Drecoll: AfD-Funktionäre bei Gedenkfeiern nicht willkommen

Der Direktor der Stiftung Brandenburgische Gedenkstätten, Axel Drecoll, will bei den Gedenkfeiern zum 80. Jahrestag der Befreiung vom Nationalsozialismus keine offiziellen Vertreter der rechtsextremistischen AfD begrüßen. Funktionsträger dieser Partei seien bei den Gedenkfeiern nicht willkommen, sagte Drecoll am Samstag im RBB-Inforadio.

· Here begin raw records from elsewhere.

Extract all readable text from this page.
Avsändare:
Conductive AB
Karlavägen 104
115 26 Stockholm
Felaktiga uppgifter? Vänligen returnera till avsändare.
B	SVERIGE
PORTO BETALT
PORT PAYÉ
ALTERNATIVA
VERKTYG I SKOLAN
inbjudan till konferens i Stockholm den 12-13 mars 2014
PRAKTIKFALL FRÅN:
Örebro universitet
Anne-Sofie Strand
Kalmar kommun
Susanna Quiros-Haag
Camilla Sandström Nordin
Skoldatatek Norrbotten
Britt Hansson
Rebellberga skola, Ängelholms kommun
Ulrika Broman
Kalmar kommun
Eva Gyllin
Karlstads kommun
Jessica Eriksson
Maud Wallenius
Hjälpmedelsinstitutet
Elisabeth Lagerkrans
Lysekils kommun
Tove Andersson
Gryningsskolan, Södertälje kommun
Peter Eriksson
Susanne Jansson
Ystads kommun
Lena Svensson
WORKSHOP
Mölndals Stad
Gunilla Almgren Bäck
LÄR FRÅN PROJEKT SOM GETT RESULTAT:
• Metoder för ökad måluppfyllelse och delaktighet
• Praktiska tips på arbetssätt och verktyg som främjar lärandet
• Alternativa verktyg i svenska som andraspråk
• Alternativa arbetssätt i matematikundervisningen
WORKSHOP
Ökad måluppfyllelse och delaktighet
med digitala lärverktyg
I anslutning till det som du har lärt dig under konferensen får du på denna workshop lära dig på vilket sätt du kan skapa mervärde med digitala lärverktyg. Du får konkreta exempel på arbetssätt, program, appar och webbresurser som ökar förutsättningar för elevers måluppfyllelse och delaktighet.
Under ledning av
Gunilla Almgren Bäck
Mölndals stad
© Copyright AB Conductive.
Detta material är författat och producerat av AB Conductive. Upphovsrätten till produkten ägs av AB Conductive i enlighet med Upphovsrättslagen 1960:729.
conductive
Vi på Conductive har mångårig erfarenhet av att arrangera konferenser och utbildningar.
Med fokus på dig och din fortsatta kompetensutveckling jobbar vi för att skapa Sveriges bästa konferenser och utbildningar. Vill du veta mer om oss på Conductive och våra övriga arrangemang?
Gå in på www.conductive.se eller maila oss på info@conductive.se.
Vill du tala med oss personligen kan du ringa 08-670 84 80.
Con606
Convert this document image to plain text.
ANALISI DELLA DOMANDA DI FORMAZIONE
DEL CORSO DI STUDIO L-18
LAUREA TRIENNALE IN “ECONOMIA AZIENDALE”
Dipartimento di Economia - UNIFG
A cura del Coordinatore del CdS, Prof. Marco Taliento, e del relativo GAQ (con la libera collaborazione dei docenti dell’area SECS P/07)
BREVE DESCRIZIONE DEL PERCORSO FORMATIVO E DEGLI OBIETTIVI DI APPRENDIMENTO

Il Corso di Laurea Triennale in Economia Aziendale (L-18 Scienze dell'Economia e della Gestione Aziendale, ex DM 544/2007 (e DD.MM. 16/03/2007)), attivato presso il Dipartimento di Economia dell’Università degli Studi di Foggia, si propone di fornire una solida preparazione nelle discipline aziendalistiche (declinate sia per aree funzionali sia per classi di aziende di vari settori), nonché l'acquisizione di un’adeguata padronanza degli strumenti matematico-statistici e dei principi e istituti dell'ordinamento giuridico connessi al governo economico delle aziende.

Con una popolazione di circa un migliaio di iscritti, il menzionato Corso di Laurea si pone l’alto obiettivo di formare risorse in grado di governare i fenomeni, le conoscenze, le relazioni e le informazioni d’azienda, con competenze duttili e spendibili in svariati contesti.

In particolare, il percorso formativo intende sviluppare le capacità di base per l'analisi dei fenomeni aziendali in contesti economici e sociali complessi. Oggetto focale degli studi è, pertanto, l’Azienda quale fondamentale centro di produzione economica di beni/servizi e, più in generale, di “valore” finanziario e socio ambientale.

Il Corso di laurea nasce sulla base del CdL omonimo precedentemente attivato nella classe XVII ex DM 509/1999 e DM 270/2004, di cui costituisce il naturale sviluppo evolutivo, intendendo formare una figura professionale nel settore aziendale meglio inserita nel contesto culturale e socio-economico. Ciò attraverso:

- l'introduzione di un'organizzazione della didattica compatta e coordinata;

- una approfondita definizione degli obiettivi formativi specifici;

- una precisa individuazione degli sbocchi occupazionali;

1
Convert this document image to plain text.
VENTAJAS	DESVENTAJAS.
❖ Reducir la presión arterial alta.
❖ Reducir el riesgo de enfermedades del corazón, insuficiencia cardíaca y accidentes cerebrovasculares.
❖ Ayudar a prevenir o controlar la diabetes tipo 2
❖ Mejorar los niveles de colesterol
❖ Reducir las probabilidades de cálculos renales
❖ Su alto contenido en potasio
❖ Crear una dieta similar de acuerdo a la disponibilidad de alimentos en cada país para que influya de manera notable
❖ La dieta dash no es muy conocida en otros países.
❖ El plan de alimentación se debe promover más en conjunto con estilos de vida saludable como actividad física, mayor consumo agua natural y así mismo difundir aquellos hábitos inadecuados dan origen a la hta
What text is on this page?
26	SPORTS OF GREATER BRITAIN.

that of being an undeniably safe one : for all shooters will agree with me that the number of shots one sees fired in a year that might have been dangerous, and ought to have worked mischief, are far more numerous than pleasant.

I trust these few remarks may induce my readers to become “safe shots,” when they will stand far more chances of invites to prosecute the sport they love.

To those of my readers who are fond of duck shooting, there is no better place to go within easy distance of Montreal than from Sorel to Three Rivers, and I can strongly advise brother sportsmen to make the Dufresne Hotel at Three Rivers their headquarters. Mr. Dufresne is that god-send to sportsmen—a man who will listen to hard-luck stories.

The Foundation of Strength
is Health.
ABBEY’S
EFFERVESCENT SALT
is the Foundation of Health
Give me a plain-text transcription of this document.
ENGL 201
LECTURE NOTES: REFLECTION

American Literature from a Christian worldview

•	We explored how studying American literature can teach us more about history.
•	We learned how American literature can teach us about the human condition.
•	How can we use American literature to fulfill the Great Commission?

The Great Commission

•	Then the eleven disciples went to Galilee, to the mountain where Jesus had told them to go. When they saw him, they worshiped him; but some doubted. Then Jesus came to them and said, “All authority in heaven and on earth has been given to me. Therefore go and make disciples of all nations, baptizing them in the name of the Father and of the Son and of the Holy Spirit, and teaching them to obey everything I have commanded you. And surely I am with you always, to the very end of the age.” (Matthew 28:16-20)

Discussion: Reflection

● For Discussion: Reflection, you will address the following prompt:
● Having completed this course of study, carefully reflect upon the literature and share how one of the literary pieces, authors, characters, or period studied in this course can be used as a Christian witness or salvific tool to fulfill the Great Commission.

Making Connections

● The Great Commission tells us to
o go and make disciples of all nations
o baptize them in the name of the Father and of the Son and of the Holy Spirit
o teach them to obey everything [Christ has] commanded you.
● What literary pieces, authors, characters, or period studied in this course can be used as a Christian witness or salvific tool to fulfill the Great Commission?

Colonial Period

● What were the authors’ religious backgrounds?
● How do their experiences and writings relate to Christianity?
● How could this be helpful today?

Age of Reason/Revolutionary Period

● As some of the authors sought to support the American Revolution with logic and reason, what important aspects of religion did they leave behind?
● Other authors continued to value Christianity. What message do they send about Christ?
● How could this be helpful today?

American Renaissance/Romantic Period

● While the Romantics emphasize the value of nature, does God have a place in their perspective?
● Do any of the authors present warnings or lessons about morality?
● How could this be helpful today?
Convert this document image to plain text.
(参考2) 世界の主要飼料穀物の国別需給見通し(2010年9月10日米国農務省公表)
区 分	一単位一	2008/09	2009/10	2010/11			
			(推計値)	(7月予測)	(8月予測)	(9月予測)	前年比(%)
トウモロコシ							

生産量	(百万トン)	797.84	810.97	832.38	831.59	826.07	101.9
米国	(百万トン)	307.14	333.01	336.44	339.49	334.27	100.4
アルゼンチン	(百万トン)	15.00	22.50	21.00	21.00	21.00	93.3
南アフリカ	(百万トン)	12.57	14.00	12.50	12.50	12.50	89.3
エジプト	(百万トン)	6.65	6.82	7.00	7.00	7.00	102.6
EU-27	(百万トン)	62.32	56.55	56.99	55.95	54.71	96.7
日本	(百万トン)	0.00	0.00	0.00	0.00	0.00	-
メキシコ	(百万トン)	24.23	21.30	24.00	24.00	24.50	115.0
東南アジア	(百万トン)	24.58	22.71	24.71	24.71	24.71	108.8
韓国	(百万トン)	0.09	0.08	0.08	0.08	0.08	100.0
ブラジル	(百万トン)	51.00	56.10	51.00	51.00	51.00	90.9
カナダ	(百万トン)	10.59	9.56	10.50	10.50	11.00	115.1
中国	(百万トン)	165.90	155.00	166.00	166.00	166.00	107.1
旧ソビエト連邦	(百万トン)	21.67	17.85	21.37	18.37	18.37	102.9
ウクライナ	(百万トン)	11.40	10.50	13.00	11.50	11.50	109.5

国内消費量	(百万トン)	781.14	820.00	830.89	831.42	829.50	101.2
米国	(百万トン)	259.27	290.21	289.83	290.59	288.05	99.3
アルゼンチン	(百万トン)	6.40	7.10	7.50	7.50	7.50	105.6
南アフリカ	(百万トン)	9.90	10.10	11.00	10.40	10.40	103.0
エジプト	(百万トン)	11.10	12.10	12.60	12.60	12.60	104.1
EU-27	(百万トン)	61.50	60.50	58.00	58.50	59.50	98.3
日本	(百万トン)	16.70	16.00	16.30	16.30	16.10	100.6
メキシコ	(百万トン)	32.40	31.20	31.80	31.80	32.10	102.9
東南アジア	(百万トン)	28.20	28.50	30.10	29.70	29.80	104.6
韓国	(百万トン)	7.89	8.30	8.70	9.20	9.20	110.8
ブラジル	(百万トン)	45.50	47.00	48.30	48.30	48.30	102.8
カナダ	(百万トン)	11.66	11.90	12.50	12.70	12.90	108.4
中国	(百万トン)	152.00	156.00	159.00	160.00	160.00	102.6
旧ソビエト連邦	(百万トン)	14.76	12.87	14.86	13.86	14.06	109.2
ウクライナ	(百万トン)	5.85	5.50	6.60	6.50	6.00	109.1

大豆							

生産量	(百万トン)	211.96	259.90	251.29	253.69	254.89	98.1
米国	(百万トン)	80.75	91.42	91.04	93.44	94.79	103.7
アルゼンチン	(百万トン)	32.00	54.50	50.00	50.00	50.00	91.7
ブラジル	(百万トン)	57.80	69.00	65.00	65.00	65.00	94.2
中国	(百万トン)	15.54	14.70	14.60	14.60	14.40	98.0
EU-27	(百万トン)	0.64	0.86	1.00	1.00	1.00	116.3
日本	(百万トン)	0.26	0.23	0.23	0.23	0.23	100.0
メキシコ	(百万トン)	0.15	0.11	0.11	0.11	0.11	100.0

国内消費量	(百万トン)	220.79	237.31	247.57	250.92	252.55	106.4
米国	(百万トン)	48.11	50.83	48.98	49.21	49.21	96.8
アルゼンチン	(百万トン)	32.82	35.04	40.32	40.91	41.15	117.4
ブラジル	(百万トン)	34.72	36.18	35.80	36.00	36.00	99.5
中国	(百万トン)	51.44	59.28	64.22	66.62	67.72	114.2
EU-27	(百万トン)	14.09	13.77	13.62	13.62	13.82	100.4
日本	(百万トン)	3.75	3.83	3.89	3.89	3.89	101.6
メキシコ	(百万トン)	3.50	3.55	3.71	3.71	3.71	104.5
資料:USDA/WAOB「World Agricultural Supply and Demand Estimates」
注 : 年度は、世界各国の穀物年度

Die AfD akzeptiere im Zusammenhang mit dem Ende des Zweiten Weltkrieges und des Nationalsozialismus nicht den Begriff „Befreiung“, sondern spreche von „Niederlage“. Sie konterkariere die Arbeit der Gedenkstätten und richte sich gegen Fundamentalwerte, die diese vertreten. Dazu gehörten „die Notwendigkeit kultureller und gesellschaftlicher Vielfalt, Respekt und Solidarität“, sagte Drecoll.

Weiter verwies der Historiker auf eine geringere historische Bildung bei jungen Menschen. Er stelle fest, dass Schülerinnen und Schüler „nicht nur zu wenig Wissen über den Nationalsozialismus und die Verfolgung haben, sondern sie wissen eben auch nichts über die Demokratie und die Werte, die hinter einer Demokratie stehen“. Das historische Wissen und das Wissen um die freiheitliche demokratische Grundordnung in Deutschland gehörten aber unbedingt zusammen: „Da müssen wir dringend etwas tun“, sagte Drecoll.

In den früheren brandenburgischen Konzentrationslagern Ravensbrück und Sachsenhausen finden am Sonntag Gedenkfeiern zum 80. Jahrestag der Befreiung statt. Drecoll sagte mit Blick auf die wenigen, meist sehr betagten Zeitzeugen bei den Veranstaltungen, diese seien „sehr wichtige moralische Instanzen“, die nicht ersetzt werden könnten.